C'est l'une des périodes les plus fascinantes — et les plus discutées — de toute la préhistoire. Le Châtelperronien, ce sont les derniers Néandertaliens qui, au moment même où Homo sapiens arrive en Europe, adoptent un outillage tout neuf : lames allongées, parures, outils en os. Imitation ? Invention ? Le débat n'est toujours pas tranché.

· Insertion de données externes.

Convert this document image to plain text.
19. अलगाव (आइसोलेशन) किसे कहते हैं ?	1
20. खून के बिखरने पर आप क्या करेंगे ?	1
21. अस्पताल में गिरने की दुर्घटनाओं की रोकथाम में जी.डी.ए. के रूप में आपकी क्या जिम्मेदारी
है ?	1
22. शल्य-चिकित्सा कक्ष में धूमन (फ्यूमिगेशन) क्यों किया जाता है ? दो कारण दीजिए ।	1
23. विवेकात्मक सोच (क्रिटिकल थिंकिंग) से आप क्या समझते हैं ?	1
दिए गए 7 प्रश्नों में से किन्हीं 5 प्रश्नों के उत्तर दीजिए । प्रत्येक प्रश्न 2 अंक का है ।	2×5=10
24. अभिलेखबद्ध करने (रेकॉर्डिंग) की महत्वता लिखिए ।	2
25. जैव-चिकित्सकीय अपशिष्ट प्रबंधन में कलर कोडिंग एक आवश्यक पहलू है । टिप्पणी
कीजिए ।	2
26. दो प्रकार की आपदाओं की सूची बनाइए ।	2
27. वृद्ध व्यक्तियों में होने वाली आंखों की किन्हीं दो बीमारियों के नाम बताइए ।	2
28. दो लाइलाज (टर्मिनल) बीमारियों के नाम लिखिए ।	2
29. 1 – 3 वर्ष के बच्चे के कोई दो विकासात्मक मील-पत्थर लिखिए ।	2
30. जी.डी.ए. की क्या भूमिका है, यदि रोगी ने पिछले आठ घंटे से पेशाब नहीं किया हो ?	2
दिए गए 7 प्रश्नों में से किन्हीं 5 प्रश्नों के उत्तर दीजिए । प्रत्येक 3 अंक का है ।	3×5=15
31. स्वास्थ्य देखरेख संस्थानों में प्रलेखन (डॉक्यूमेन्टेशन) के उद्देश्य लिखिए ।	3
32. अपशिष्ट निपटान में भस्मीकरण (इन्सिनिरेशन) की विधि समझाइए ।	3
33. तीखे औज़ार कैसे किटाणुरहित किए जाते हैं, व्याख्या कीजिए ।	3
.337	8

Une industrie de transition
Le Châtelperronien tire son nom de la grotte des Fées, à Châtelperron (Allier). Daté d'environ 45 000 à 40 000 ans, il se situe pile à la charnière entre le Paléolithique moyen (moustérien, néandertalien) et le Paléolithique supérieur (celui des Sapiens). Il mêle des traits des deux mondes : dans certaines couches, on trouve encore des racloirs moustériens ; dans d'autres, un outillage résolument nouveau.
La pointe de Châtelperron
L'outil-repère est un élégant couteau à dos courbe : une lame dont un bord est abattu par une retouche abrupte — comme le dos émoussé d'un couteau moderne — pour pouvoir être tenue ou emmanchée sans se blesser, tandis que le tranchant opposé reste vif. Sa production suppose un débitage laminaire, typique du Paléolithique supérieur, bien différent de la taille sur éclat des Moustériens.

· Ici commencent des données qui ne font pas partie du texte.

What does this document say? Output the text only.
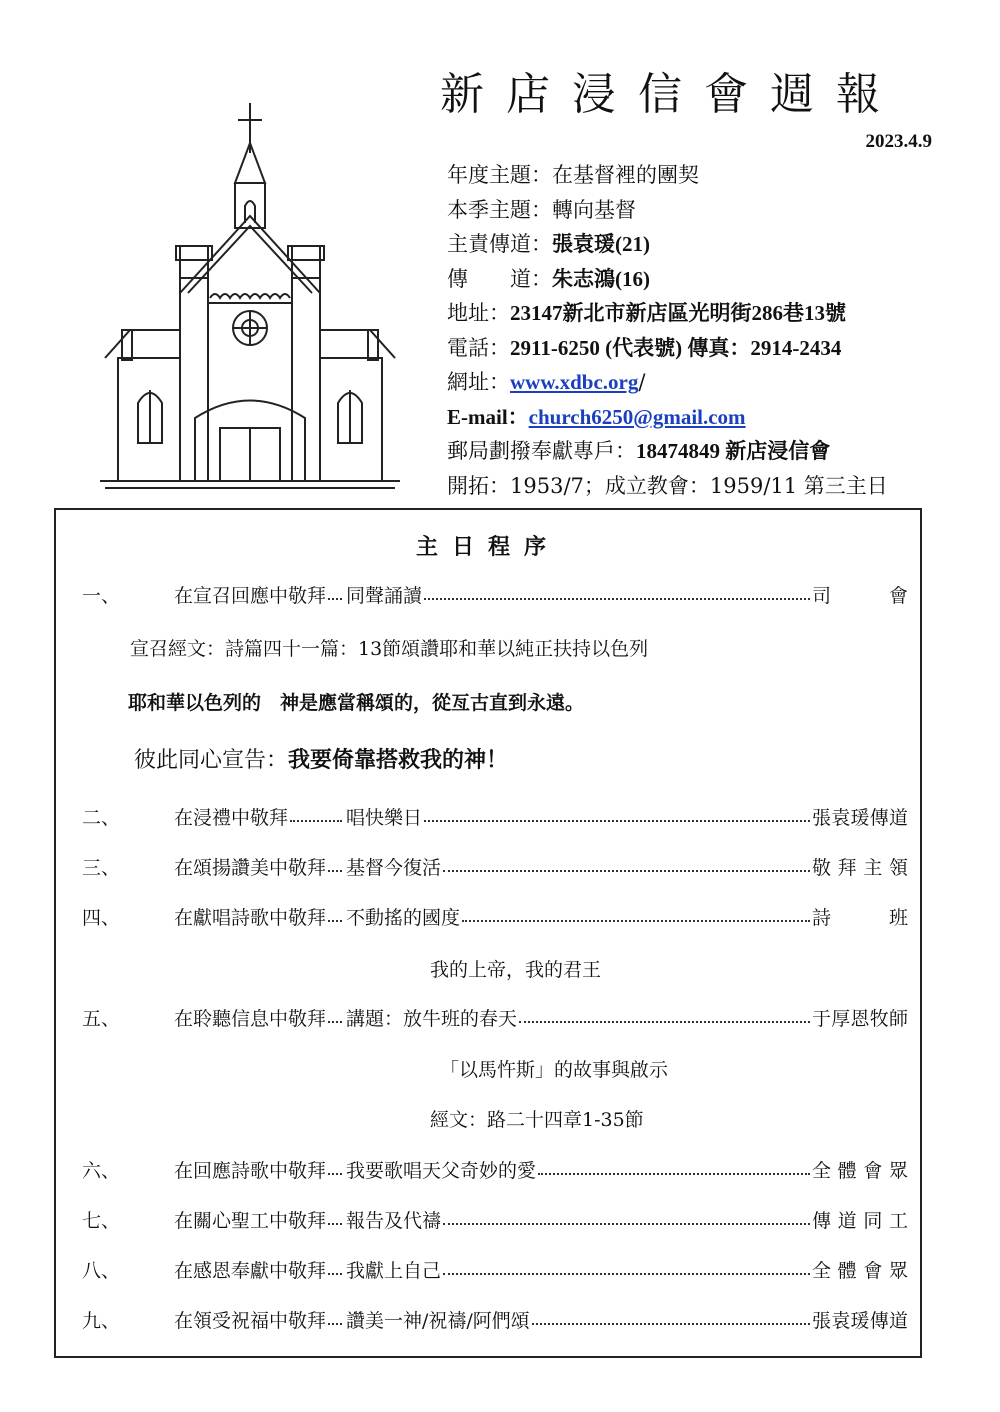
新店浸信會週報
2023.4.9
年度主題：在基督裡的團契
本季主題：轉向基督
主責傳道：張袁瑗(21)
傳　　道：朱志鴻(16)
地址：23147新北市新店區光明街286巷13號
電話：2911-6250 (代表號) 傳真：2914-2434
網址：www.xdbc.org/
E-mail：church6250@gmail.com
郵局劃撥奉獻專戶：18474849 新店浸信會
開拓：1953/7；成立教會：1959/11 第三主日
主日程序
一、	在宣召回應中敬拜 同聲誦讀	司　會
宣召經文：詩篇四十一篇：13節頌讚耶和華以純正扶持以色列
耶和華以色列的　神是應當稱頌的，從亙古直到永遠。
彼此同心宣告：我要倚靠搭救我的神！
二、	在浸禮中敬拜	唱快樂日	張袁瑗傳道
三、	在頌揚讚美中敬拜 基督今復活	敬拜主領
四、	在獻唱詩歌中敬拜 不動搖的國度	詩　班
我的上帝，我的君王
五、	在聆聽信息中敬拜 講題：放牛班的春天	于厚恩牧師
「以馬忤斯」的故事與啟示
經文：路二十四章1-35節
六、	在回應詩歌中敬拜 我要歌唱天父奇妙的愛	全體會眾
七、	在關心聖工中敬拜 報告及代禱	傳道同工
八、	在感恩奉獻中敬拜 我獻上自己	全體會眾
九、	在領受祝福中敬拜 讚美一神/祝禱/阿們頌	張袁瑗傳道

Des parures et des os travaillés
Le site le plus riche est la Grotte du Renne, à Arcy-sur-Cure (Yonne). On y a découvert, dans les niveaux châtelperroniens, non seulement des outils de pierre, mais aussi des outils en os et surtout des objets de parure : dents d'animaux percées, anneaux en ivoire, pendeloques. Or ces couches sont associées à des restes… néandertaliens. Des Néandertaliens qui se paraient : voilà qui bouscule bien des idées reçues.

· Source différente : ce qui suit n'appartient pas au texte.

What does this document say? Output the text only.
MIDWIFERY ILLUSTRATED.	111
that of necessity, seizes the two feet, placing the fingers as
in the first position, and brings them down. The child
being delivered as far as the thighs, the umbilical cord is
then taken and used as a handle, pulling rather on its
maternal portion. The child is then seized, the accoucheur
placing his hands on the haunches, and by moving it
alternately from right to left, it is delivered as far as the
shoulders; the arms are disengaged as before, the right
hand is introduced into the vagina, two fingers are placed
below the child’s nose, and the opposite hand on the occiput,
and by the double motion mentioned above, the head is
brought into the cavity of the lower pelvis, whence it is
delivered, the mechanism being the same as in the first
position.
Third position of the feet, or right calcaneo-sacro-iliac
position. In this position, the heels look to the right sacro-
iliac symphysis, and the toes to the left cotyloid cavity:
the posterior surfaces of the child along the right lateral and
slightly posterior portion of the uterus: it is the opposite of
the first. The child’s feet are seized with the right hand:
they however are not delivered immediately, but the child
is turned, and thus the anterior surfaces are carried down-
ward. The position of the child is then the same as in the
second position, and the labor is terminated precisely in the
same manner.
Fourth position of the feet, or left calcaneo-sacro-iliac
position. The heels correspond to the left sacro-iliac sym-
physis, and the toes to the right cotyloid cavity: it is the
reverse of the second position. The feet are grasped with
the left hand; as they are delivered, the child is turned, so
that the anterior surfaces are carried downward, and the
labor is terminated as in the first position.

Imitation ou génie propre ?
D'où vient cette soudaine modernité ? Deux hypothèses s'affrontent. Pour les uns, c'est une acculturation : au contact des Sapiens voisins, porteurs de l'Aurignacien, les Néandertaliens auraient imité leurs techniques et leurs parures. Pour les autres, il s'agit d'une invention autonome, preuve que Néandertal était pleinement capable de créativité symbolique, sans modèle extérieur.
Un débat stratigraphique
La controverse a une dimension technique. Certains chercheurs ont soupçonné que les parures d'Arcy résultaient d'un mélange entre couches, dû aux terriers d'animaux fouisseurs ou à des fouilles anciennes imprécises : les objets « modernes » proviendraient en réalité de niveaux sapiens. D'autres, datations à l'appui, défendent leur association authentique aux Néandertaliens. Le dossier reste ouvert — et chaque nouvelle fouille peut le faire pencher.
Le crépuscule de Néandertal
Quelle qu'en soit l'origine, le Châtelperronien est le chant du cygne d'une humanité. Vers 40 000 ans, Néandertal disparaît, tandis que Sapiens et son Aurignacien s'installent durablement. Le Châtelperronien reste comme le témoin poignant d'un moment de bascule, où deux humanités se sont côtoyées — et peut-être influencées — avant que l'une ne s'efface.